Donald Trump

Nancy Pelosi, Other Members of Congress Visits SD Migrant Children Detention Center

A congressional delegation met Monday with some of the unaccompanied minors and children separated from their parents who are being housed at federal facilities along the U.S.-Mexico border in San Diego County. The children, as young as 6 years old, are a few of the thousands in the custody of federal officials as the result of a “zero tolerance” policy enacted in April.

House Minority Leader Nancy Pelosi (D-12th District) called the policy “a heartbreaking, barbaric issue” and said it should be ended immediately.

U.S. Attorney General Jeff Sessions in April announced a zero-tolerance policy where anyone coming across the border will be prosecuted. That means children must be taken from their parents at the border because children can't be sent to jail.

Pelosi appeared Monday with the congressional delegation in San Ysidro, California after the group met with 62 children and juveniles from Honduras, Guatemala and El Salvador.

U.S. Rep. Juan Vargas (D-51st District), U.S. Rep. Susan Davis (D-53rd District) and other members of the Congressional Hispanic Caucus wanted to see first-hand the effects of the Trump Administration’s policy.

On Thursday, Sessions quoted a Biblical passage to justify the policy.

On Monday, Vargas quoted a different passage from the Bible in which Jesus worked to reunite a family and called the policy immoral.

“No matter what you say about it, it’s not biblical,” Vargas said.

Trump has defended the policy, which has taken nearly 2,000 immigrant children away from their parents.

"The United States will not be a migrant camp and it will not be a refugee holding facility," he added.

“Not on my watch," Trump said Monday. 

Sessions said Monday that law enforcement officials do not want to separate parents from their children.

Sessions was speaking in New Orleans at the National Sheriff's Association conference. He said enforcing immigration laws that result in the separation of children from parents is necessary.

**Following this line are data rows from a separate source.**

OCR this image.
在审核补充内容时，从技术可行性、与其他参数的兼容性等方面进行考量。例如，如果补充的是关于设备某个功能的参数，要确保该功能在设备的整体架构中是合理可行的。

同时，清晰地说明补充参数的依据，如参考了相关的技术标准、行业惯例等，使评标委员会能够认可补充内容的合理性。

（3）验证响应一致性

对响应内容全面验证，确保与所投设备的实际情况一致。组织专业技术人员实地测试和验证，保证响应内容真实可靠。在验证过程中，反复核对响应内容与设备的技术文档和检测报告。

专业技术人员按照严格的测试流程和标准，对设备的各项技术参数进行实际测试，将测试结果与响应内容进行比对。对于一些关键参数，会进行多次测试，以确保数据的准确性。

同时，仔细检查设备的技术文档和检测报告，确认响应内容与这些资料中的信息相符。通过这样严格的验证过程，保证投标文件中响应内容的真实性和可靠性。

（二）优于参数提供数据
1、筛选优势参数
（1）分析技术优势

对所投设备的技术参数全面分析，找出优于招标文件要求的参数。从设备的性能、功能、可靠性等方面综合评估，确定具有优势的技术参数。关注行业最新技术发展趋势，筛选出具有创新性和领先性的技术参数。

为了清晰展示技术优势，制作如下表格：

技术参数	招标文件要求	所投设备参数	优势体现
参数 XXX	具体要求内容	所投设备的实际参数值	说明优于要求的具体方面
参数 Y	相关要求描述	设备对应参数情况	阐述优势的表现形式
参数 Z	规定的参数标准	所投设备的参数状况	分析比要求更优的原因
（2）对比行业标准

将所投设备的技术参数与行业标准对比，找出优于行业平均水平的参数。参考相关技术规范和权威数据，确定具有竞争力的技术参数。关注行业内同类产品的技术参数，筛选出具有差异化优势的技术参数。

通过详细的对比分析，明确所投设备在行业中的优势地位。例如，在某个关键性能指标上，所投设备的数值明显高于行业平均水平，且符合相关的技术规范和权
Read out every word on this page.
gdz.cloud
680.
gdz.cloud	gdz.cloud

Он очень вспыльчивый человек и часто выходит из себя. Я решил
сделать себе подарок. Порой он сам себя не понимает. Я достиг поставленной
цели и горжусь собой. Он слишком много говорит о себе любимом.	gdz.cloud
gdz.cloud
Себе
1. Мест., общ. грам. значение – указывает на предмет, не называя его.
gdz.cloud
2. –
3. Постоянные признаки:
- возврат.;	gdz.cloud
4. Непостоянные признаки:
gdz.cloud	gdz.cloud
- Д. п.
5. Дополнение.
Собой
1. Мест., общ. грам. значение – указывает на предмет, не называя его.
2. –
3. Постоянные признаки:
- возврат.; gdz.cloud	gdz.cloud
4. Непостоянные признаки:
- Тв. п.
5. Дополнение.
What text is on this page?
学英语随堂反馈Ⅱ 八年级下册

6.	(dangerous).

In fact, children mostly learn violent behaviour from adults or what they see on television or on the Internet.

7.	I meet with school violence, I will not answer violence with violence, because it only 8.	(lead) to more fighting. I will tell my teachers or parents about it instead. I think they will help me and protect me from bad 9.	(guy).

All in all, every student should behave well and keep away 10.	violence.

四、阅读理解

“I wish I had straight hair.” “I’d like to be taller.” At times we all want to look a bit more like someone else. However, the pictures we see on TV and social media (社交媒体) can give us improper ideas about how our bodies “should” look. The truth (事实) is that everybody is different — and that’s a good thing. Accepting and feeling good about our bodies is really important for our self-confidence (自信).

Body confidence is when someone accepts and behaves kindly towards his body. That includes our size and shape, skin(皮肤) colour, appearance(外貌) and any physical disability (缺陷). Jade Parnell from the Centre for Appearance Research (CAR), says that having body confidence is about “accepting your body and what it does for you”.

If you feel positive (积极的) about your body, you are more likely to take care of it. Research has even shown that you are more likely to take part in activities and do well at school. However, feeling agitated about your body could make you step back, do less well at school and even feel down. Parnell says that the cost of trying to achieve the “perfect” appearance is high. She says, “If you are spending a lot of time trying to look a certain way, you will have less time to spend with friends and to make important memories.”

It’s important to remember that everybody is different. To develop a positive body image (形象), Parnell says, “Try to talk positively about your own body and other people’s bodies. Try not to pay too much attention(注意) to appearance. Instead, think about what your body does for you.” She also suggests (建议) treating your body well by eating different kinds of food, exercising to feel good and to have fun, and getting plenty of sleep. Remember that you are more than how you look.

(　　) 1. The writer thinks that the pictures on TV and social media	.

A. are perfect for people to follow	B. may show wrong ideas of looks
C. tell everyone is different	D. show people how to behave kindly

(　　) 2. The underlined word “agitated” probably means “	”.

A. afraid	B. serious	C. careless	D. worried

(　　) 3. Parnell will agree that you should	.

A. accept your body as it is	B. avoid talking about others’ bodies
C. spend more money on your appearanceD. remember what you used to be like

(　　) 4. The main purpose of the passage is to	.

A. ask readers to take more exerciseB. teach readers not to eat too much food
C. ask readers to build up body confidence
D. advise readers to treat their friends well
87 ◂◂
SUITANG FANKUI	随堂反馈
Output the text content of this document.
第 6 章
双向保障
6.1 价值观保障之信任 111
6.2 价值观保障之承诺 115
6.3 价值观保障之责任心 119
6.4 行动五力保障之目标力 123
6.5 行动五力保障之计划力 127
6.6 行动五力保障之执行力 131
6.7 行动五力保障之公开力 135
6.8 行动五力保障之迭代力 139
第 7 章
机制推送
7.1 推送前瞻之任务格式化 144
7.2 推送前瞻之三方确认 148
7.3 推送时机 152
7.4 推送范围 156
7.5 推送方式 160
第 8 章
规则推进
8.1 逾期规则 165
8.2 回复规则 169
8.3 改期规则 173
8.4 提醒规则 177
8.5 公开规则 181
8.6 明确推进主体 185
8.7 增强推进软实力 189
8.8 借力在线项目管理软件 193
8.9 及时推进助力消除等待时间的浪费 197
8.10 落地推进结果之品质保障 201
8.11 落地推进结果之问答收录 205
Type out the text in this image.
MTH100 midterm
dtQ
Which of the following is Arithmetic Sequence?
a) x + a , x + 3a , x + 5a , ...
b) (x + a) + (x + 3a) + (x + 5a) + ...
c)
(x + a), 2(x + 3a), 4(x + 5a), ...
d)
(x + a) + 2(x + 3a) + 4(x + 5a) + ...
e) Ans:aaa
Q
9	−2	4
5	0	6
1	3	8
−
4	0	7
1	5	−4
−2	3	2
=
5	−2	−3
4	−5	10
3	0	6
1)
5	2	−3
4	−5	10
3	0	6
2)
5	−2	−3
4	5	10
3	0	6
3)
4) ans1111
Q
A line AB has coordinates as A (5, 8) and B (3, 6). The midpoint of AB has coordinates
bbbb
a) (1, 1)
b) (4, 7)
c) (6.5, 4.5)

Homeland Security Secretary Kirstjen Nielsen said Monday officials will not apologize for enforcing immigration laws that result in the separation of children from their parents.

Nielsen was speaking Monday at the National Sheriff's Association conference in New Orleans.

Last month, Homeland Security began referring all cases of illegal entry to the Justice Department for prosecution. Nielsen says agents are not acting cruelly, but are enforcing the laws passed by Congress. She said past administrations asked immigration agents to look the other way when families crossed the border illegally, but no longer. 

The congressional delegation included U.S. Reps. Nanette Diaz Barragan (D-44th District, Los Angeles), Tony Cardenas (D-29th District, Panorama City), Judy Chu (D-27th District, Los Angeles), Lou Correa (D-46th District, Santa Ana), Jim Costa (D-16th District, Fresno), Jimmy Gomez (D-34th District, Los Angeles), Ruben Kihuen (D-4th District, Nevada), Michelle Lujan Grisham (D-1st District, New Mexico), Lucille Roybal-Allard (40th District, Los Angeles), Norma Torres (D-35th District Ontario, CA) and Nydia Velazquez (D-7th District, New York).

"It's up to President Trump to own the fact that he made this policy. That he made this zero tolerance policy," Rep. Judy Chu said. "Trump started this and he can end this." 

U.S. Rep. Norma Torres said she's been contacted by families and teachers who want to organize foster family systems for the children or protest the policy. 

"They are fleeing such horrific violence and rape. The kinds of conditions that every single one of us would run from in order to protect our children and our families," Torres said. 

One of the shelters for migrant children is located in a nondescript building in El Cajon. Department of Health and Human Services officials said most of the children in that facility are unaccompanied minors and only 10 percent were separated from their parents.

The trip comes as a debate rages on in Washington, D.C. and across the country over the administration’s strict enforcement of the existing policy to prosecute those entering the country illegally on top of the usual immigration proceedings.

The policy has separated nearly 2,000 children from their parents in six weeks. Trump has falsely been putting the blame for children separation on Democrats.